Forte Abraço, vida e saúde

Carlos Filipe Gonçalves

Jornalista Aposentado

(Revião / fixação de texto: LG)

____________________

Notas do editor LG:


(*) Vd. postes de:

16 de junho de 2025 > Guiné 61/74 - P26924: Recordações de um furriel miliciano amanuense (Chefia dos Serviços de Intendência, QG/CTIG, Bissau, 1973/74) (Carlos Filipe Gonçalves, Mindelo) - Adenda I: Kalú de Nhô Roque e a sua "circunstância"

13 de junho de 2025 > Guiné 61/74 - P26917: Recordações de um furriel miliciano amanuense (Chefia dos Serviços de Intendência, QG/CTIG, Bissau, 1973/74) (Carlos Filipe Gonçalves, Mindelo) - X (e última) Parte : a guerra de nervos nos últimos seis meses


(**) Vd poste de 15 de setembro de 2025 > Guiné 61/74 - P27222: Humor de caserna (212): Dura lex sed lex!...Guarda de Honra ao tribunal millitar (Abílio Magro, ex.fur mil amanuense, CSJD/QG/CTIG, Bissau, 1973/74)

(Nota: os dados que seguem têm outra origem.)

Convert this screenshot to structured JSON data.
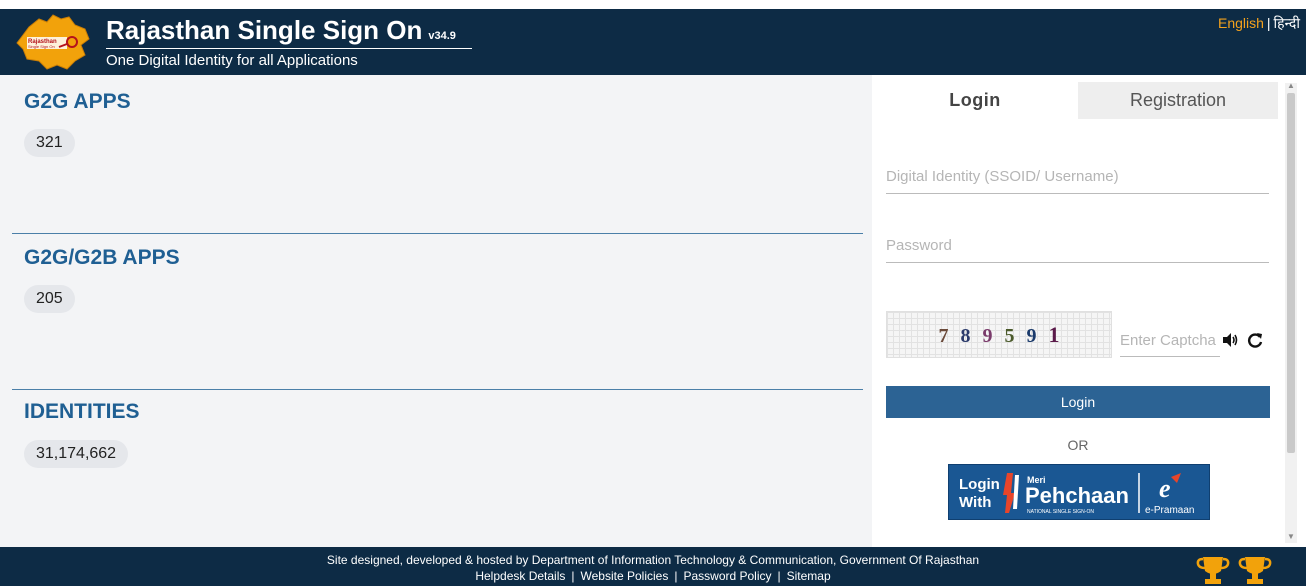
{
  "header": {
    "title": "Rajasthan Single Sign On",
    "version": "v34.9",
    "tagline": "One Digital Identity for all Applications",
    "logo_text_line1": "Rajasthan",
    "logo_text_line2": "Single Sign On",
    "lang_english": "English",
    "lang_separator": "|",
    "lang_hindi": "हिन्दी"
  },
  "stats": [
    {
      "title": "G2G APPS",
      "value": "321"
    },
    {
      "title": "G2G/G2B APPS",
      "value": "205"
    },
    {
      "title": "IDENTITIES",
      "value": "31,174,662"
    }
  ],
  "login_panel": {
    "tab_login": "Login",
    "tab_registration": "Registration",
    "username_placeholder": "Digital Identity (SSOID/ Username)",
    "password_placeholder": "Password",
    "captcha_digits": [
      "7",
      "8",
      "9",
      "5",
      "9",
      "1"
    ],
    "captcha_placeholder": "Enter Captcha",
    "login_button": "Login",
    "or_text": "OR",
    "pehchaan_login_with": "Login With",
    "pehchaan_meri": "Meri",
    "pehchaan_name": "Pehchaan",
    "pehchaan_sub": "NATIONAL SINGLE SIGN-ON",
    "epramaan": "e-Pramaan"
  },
  "footer": {
    "line1": "Site designed, developed & hosted by Department of Information Technology & Communication, Government Of Rajasthan",
    "links": [
      "Helpdesk Details",
      "Website Policies",
      "Password Policy",
      "Sitemap"
    ],
    "separator": "|"
  },
  "colors": {
    "header_bg": "#0d2b45",
    "section_title": "#1f5f93",
    "login_button": "#2c6394",
    "lang_english": "#f4a21d",
    "trophy": "#f2a20b"
  },
  "icons": [
    "rajasthan-map-logo-icon",
    "audio-icon",
    "refresh-icon",
    "trophy-icon"
  ]
}
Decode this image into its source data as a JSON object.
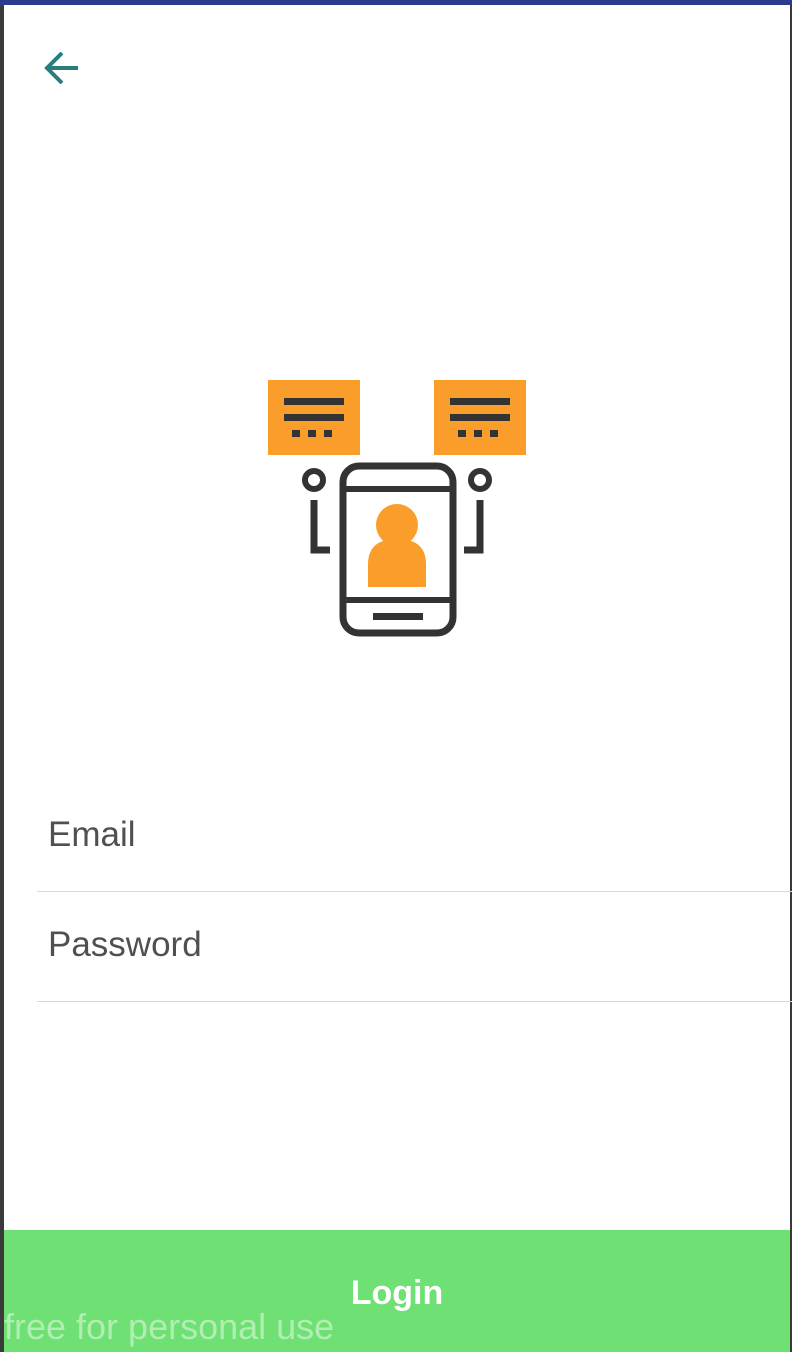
{
  "header": {
    "back_icon": "arrow-left-icon",
    "accent_color": "#2a7d7d"
  },
  "illustration": {
    "icon": "mobile-user-profile-icon",
    "primary_color": "#fa9d2b",
    "stroke_color": "#333333"
  },
  "form": {
    "email": {
      "placeholder": "Email",
      "value": ""
    },
    "password": {
      "placeholder": "Password",
      "value": ""
    }
  },
  "login_button": {
    "label": "Login",
    "color": "#6fe073"
  },
  "watermark": {
    "text": "free for personal use"
  }
}
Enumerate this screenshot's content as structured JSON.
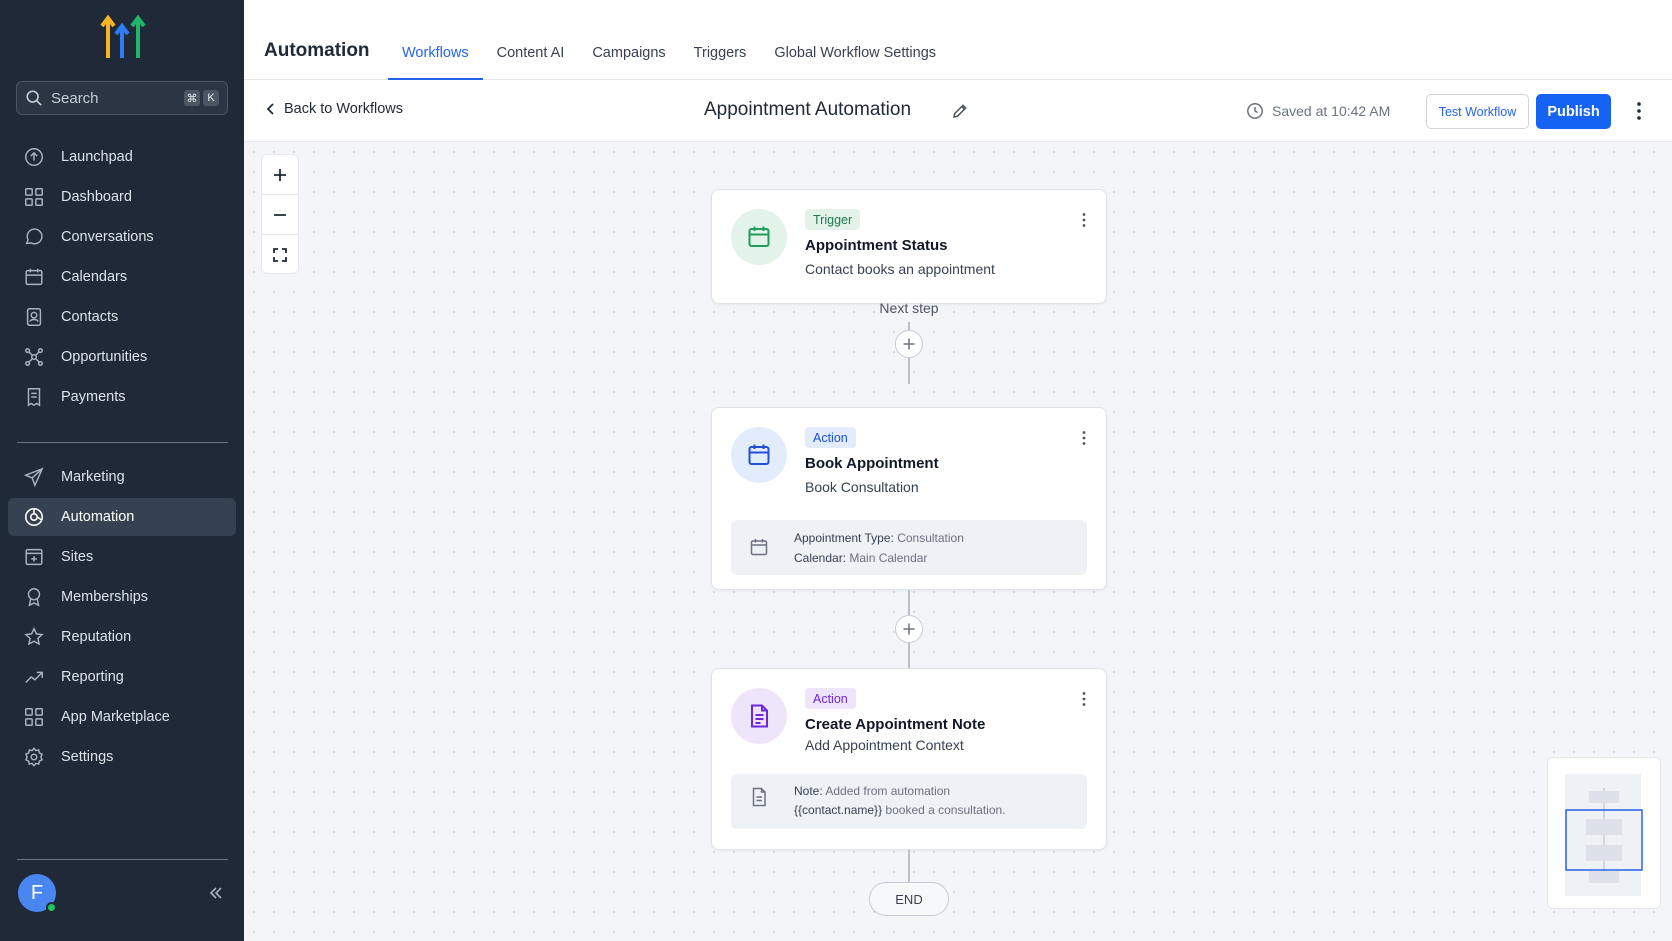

(***) Vd- poste de 9 de agosto de 2025 > Guiné 61/74 - P27104: In Memoriam (558): Dúnia Ivone Ramos Gonçalves (1976-2025), filha do nosso camarada Carlos Filipe Gonçalves, ex-fur mil amanuense, CefInt / QG / CTIG, Bissau, 1973/74): o funeral é amanhã, às16h00, no Cemitério da Várzea, Praia, Cabo Verde

domingo, 10 de agosto de 2025

Guiné 61/74 - P27108: Consultório Militar do José Martins (89): Os antigos combatentes não deviam ser esquecidos, mesmo tendo perdido a nacionalidade portuguesa como eu (Carlos Filipe Gonçalves, Cabo Verde)



1. Mensagem do Carlos Filipe Gonçalves (nosso antigo camarada de armas, que acaba de perder, este fim de semama, a sua filha mais velha, Dúnia Gonçalves, de 49 anos de idade) (*):

Data - segunda, 28/07, 13:30

Assunto -  Cartão de Antigo Combatente (**)

Caro, Luis,

Recebi ontem este email sobre as dificuldades do nosso Zeca Macedo em obter o cartão de combatente. O mesmo aconteceu comigo. 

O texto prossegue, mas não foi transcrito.